Here is the list of the seven new districts, some general notes related to the redrawing of boundaries, and their district superintendents:

    • The Northern Skies District will extend further into the northern lower peninsula. The Rev. Scott Harmon will be the district superintendent.
    • The Central Bay District will extend west to include more of the center of the lower peninsula. The Rev. John Kasper will be the district superintendent.
    • The Western Waters District (new name) will extend along the shores of Lake Michigan and include both the Traverse City and Grand Rapids areas. The Rev. Jodie Flessner will be the district superintendent.
    • The East Winds District will now include the entire thumb area of the state and some more of the northern Detroit metropolitan suburban areas. The Rev. Dr. Margie Crawford will be the district superintendent.
    • The Greater Southwest District will extend more into the south-central part of the lower peninsula. The Rev. Dwayne Bagley will be the district superintendent.
    • The Heritage District will extend into the Lansing metropolitan area. The Rev. LuAnn Rourke will be the district superintendent.
    • The Greater Detroit District will extend south to the Michigan-Ohio state line. The Rev. Dr. Darryl Totty will be the district superintendent.

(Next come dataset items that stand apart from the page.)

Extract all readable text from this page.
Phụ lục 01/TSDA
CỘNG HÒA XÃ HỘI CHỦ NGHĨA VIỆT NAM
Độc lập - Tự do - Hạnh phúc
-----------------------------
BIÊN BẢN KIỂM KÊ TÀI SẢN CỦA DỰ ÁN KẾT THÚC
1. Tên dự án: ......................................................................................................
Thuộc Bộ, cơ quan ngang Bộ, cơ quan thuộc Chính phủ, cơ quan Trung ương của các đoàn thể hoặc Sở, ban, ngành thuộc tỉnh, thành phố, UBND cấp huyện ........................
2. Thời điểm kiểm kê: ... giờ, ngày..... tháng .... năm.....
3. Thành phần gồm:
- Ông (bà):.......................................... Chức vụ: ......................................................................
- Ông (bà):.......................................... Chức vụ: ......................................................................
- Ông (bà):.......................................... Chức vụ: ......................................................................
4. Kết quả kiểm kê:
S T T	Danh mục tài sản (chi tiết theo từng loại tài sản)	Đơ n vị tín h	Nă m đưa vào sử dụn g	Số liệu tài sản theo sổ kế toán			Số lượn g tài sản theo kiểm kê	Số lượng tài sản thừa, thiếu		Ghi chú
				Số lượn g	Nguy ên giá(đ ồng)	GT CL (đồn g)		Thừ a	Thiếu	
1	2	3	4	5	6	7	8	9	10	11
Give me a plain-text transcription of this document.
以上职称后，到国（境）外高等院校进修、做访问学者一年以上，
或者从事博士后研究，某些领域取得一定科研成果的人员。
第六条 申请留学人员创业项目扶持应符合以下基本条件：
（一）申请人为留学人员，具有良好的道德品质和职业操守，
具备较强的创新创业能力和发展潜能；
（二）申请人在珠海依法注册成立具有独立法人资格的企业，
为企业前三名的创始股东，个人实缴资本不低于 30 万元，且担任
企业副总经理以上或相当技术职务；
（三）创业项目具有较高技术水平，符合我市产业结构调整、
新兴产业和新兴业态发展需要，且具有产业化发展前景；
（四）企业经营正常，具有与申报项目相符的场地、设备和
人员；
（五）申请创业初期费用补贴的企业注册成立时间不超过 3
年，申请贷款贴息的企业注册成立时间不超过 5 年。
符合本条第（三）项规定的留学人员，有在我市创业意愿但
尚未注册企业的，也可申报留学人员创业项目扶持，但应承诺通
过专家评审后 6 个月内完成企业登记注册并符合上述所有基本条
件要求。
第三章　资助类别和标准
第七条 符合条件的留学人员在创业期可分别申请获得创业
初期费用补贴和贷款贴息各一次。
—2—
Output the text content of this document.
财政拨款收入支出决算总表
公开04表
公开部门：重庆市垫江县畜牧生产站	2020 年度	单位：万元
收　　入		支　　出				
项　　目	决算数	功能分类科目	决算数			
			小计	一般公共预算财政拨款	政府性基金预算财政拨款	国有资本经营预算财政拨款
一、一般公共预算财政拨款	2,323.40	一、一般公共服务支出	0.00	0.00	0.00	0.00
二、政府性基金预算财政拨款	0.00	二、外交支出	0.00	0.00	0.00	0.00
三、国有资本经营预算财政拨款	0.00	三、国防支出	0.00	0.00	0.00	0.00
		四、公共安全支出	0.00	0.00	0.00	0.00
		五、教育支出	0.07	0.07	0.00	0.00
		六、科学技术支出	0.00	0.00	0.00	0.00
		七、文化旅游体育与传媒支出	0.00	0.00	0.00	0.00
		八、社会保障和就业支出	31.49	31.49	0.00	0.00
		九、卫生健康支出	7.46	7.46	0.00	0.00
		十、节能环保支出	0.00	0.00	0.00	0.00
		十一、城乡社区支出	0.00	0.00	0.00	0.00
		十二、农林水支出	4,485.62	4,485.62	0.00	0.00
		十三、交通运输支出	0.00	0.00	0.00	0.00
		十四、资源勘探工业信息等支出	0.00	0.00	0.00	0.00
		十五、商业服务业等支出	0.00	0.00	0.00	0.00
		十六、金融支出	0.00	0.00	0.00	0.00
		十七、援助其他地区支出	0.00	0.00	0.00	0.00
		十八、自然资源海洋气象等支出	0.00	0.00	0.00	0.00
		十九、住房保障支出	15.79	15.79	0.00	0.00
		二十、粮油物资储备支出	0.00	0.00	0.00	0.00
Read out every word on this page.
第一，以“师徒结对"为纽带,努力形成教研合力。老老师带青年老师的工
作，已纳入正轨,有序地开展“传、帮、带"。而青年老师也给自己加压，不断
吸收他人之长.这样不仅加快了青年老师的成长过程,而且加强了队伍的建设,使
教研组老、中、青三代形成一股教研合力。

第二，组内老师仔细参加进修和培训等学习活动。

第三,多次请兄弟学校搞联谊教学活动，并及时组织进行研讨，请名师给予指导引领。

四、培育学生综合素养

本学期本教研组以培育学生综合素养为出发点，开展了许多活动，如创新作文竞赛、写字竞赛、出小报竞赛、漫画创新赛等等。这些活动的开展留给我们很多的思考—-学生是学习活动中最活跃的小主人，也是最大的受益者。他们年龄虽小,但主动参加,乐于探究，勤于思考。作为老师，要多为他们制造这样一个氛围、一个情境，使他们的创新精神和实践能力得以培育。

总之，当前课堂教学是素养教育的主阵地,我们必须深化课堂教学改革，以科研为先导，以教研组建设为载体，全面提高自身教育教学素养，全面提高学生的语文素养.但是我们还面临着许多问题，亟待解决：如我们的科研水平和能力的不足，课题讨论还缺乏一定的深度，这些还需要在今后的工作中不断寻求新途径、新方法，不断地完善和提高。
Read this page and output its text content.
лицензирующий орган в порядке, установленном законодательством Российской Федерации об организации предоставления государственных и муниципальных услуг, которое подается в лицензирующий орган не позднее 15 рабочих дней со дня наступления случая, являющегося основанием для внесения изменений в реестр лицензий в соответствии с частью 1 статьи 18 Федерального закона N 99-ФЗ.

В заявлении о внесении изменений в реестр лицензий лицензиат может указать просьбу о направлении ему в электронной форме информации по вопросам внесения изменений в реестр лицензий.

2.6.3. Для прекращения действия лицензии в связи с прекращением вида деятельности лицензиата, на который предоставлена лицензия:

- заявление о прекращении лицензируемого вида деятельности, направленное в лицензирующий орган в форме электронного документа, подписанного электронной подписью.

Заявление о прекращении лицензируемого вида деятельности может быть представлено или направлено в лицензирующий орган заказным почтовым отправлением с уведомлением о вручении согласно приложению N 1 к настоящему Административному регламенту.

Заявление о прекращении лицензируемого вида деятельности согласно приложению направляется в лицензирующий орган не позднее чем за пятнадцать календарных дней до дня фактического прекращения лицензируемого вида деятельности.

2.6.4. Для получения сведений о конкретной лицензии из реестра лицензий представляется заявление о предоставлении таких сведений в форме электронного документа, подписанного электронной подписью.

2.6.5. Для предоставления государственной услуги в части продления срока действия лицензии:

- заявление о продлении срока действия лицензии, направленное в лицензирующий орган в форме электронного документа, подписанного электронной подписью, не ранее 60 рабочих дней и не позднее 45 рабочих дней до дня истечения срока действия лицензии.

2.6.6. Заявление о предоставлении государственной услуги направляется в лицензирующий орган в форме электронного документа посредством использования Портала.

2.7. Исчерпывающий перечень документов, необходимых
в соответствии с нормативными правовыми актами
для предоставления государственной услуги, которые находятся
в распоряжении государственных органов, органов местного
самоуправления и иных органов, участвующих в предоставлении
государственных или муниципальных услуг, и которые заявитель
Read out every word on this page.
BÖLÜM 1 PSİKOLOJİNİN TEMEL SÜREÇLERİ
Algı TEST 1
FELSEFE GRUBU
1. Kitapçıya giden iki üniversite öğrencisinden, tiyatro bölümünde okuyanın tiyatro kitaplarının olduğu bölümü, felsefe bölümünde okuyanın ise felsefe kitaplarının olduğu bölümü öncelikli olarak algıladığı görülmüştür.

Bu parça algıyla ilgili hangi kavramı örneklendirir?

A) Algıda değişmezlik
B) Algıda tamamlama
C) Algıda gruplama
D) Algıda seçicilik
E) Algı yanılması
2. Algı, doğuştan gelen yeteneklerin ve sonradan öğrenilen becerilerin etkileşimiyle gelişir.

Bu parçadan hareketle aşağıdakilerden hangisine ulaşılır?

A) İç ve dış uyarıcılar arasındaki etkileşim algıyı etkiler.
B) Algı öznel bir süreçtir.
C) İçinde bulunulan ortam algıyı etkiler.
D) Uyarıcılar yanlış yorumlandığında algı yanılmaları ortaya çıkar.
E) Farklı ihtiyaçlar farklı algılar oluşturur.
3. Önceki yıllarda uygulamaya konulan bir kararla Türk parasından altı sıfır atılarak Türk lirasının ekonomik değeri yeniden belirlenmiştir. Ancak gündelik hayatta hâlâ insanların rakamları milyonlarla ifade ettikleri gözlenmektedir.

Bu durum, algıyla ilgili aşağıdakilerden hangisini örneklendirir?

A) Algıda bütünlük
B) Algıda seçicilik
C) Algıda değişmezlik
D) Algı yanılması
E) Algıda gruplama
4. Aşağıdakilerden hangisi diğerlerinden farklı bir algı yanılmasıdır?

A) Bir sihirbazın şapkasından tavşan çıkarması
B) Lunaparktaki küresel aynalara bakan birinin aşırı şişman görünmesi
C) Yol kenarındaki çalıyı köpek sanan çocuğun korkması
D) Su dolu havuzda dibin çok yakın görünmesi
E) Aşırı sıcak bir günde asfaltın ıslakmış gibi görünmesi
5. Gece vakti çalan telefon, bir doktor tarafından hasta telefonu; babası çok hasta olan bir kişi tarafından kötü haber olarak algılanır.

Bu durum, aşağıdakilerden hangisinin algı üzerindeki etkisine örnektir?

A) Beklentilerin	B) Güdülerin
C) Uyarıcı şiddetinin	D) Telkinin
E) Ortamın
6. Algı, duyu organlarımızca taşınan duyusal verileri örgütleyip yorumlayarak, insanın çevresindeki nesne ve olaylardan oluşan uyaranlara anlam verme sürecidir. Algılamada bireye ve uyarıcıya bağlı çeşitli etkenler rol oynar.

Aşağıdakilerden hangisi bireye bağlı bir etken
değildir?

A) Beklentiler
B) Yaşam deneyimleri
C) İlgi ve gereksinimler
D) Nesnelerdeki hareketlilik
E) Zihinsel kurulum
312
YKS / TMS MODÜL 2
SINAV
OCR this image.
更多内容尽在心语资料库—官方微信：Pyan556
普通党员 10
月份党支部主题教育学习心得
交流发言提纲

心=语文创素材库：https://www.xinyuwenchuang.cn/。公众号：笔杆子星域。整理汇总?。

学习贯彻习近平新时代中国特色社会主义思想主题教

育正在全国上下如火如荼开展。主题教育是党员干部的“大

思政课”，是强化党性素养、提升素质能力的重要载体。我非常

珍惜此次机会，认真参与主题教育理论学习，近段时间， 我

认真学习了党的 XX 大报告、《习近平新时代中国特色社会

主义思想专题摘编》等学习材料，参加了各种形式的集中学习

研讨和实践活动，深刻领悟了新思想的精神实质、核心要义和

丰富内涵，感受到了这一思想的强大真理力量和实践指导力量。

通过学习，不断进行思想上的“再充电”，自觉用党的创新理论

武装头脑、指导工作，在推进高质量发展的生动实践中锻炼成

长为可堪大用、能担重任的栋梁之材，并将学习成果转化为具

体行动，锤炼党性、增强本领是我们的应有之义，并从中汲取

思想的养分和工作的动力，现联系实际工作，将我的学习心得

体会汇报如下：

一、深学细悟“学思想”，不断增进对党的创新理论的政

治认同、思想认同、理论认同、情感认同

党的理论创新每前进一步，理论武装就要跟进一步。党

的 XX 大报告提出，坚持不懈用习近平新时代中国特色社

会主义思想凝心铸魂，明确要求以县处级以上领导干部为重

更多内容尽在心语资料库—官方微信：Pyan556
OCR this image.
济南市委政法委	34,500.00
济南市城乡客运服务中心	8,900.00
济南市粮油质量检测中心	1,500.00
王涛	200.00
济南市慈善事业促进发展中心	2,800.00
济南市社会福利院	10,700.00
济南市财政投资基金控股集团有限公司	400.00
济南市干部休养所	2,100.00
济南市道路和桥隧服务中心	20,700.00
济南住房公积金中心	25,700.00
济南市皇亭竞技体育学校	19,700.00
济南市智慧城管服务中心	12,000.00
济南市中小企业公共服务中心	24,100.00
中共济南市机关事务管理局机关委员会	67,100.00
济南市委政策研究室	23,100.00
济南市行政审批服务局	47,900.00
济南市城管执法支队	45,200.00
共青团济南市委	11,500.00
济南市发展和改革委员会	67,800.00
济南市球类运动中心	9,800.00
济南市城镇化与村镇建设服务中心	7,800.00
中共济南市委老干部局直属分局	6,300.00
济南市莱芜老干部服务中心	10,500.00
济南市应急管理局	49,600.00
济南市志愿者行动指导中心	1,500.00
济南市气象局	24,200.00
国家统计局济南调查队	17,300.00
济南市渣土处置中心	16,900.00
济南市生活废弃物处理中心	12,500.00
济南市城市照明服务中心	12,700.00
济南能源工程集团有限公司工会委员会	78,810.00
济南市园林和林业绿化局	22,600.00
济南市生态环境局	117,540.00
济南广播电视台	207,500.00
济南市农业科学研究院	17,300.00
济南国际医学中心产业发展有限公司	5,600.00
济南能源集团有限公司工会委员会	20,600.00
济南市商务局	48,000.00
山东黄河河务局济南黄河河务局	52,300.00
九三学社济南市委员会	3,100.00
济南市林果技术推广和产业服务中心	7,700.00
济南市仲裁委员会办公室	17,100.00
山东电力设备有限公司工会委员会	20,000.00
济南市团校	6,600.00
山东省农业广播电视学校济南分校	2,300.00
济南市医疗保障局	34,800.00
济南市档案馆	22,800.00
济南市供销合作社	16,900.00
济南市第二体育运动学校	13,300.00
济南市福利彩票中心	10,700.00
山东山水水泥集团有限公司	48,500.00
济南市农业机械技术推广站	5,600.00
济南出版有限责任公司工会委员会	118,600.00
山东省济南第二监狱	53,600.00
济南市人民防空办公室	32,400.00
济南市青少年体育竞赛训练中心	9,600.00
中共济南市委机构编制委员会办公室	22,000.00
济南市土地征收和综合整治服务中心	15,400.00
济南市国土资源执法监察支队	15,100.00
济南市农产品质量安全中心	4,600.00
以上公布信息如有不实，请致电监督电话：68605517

Five of the seven district offices will remain virtual, with Greater Southwest District and Greater Detroit District continuing to have dedicated office space. This decision had already been implemented throughout the Michigan Conference’s districts as a result of the COVID-19 pandemic and the need to cut overhead costs.

The forthcoming retirements of Rev. Hice, superintendent of the East Winds District, and Rev. DeVine, superintendent of the Mid-Michigan District, will allow the remaining superintendents to continue to serve in the new district plan without any additional reductions. Both superintendents will conclude their service at the 2023 Annual Conference.

Bishop Bard expressed his appreciation for their ministries as district superintendents in the Michigan Conference. “Both brought a wealth of experience and a depth of knowledge to the work of the superintendency,” he said. “Both have keen minds, large hearts, and profound souls, and yet each expresses these qualities in unique ways.”

The reduction in the number of districts and superintendents to match is something Bishop Bard and the cabinet are monitoring closely, to ensure the workload is manageable and fitting for the role. Bishop Bard said, “It is important to note that as we move to seven districts, we are thinking anew about the work of superintendency. We do not want to simply expand territory without revising the essential work of the district superintendent.”